People are fond of talking about how busy they are these days. More specifically, they enjoy lamenting about how busy the modern world has become.
I’m not a fan of this complaint.
I suspect that the colonists of the early eighteenth century – who grew all their food, made their own clothing, heated their own homes, and battled every element absent any substantial government service – were quite busy, too.
Perhaps even more so.
The same probably holds true for Americans struggling through the Great Depression, World War II, or any number of times in American history. To propose that we are busier today than our predecessors strikes me as ego-centric and shortsighted.
Recency bias at its best.
We’re not inherently busier than our predecessors. In fact, so much of life has gotten a lot easier thanks to advances in technology. As I write these words, a machine is washing my dishes. Another is drying my clothing. Others are heating my home, keeping my food chilled, and brightening my room. And except for the press of a couple of buttons and the flick of a switch, I did nothing to make any of this happen.

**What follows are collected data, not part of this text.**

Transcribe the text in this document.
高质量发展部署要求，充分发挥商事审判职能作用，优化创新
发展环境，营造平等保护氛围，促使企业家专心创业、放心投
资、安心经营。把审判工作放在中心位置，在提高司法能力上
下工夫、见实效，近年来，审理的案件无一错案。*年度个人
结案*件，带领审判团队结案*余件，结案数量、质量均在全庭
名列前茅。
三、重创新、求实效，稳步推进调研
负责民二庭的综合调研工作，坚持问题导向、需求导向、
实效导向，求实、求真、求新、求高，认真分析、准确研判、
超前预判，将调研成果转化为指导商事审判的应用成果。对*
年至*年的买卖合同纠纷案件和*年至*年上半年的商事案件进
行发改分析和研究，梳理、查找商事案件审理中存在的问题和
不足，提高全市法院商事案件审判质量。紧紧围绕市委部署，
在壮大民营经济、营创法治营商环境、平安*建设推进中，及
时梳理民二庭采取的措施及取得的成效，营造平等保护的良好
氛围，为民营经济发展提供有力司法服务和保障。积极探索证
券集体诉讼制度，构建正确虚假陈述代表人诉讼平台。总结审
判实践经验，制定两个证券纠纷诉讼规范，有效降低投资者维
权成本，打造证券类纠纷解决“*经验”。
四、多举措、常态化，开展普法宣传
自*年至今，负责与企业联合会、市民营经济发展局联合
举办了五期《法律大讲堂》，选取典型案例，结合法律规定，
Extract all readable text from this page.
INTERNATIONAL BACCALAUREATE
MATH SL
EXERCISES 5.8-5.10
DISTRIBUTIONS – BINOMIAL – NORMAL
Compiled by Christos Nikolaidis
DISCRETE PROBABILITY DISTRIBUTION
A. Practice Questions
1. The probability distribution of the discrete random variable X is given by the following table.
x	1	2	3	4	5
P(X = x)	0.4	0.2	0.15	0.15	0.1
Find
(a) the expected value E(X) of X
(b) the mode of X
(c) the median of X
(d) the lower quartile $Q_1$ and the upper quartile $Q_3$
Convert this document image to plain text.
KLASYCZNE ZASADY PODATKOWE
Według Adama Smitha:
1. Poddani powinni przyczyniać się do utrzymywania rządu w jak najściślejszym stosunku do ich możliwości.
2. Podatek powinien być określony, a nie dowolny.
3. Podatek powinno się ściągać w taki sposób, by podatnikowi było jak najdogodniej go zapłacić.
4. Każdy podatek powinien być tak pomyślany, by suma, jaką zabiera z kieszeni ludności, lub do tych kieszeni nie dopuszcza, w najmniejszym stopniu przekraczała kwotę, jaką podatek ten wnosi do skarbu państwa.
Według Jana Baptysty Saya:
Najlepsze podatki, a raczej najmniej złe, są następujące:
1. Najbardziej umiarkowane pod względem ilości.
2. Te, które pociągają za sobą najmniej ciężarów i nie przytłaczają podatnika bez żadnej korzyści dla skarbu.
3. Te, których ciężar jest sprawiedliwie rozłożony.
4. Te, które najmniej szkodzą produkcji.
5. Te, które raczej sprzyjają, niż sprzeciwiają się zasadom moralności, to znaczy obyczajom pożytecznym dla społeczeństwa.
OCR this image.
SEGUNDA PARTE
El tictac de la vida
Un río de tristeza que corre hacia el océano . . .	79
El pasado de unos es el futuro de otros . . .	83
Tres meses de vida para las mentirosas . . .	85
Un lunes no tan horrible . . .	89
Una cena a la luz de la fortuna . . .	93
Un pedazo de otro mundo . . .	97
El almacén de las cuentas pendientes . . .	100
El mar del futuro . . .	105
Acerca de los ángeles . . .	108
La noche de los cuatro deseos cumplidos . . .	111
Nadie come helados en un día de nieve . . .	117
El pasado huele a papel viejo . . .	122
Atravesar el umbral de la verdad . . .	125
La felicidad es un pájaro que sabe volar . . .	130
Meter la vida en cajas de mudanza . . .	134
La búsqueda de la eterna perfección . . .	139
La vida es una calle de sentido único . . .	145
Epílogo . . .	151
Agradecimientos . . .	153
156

I’m writing this sentence on a machine that allows me to check my spelling and correct typos instantaneously. It offers me the answer to almost any factual question by simply typing the question. It preserves all of my work in several places without any effort on my part. It allows me to contact people all over the planet with a few simple keystrokes.
Do you really think we’re busier than an 18th-century American?
I don’t think so.
What I might argue, however, is that the world is more complex today than ever before. Human beings are required to process more information and data than at any other time in human history. As technology evolves and expands, so, too, does the requirement to master that ever-changing technology. We’re also more connected to other people today than ever before, thus widening social circles that we must then manage and navigate.
The world has perhaps grown incredibly complex, but busier?
Try living in the winter of 1743, when nearly every bit of heat, light, food, drink, and clothing was made through your hard labor alone.
Or how about January of 1862, at the height of the Civil War?
Or the fall of 1904, when children were working alongside adults in factories and mills up and down the east coast?
You may be busy today, and the world may be more complex than ever before, but I hardly think you’re busier than previous generations.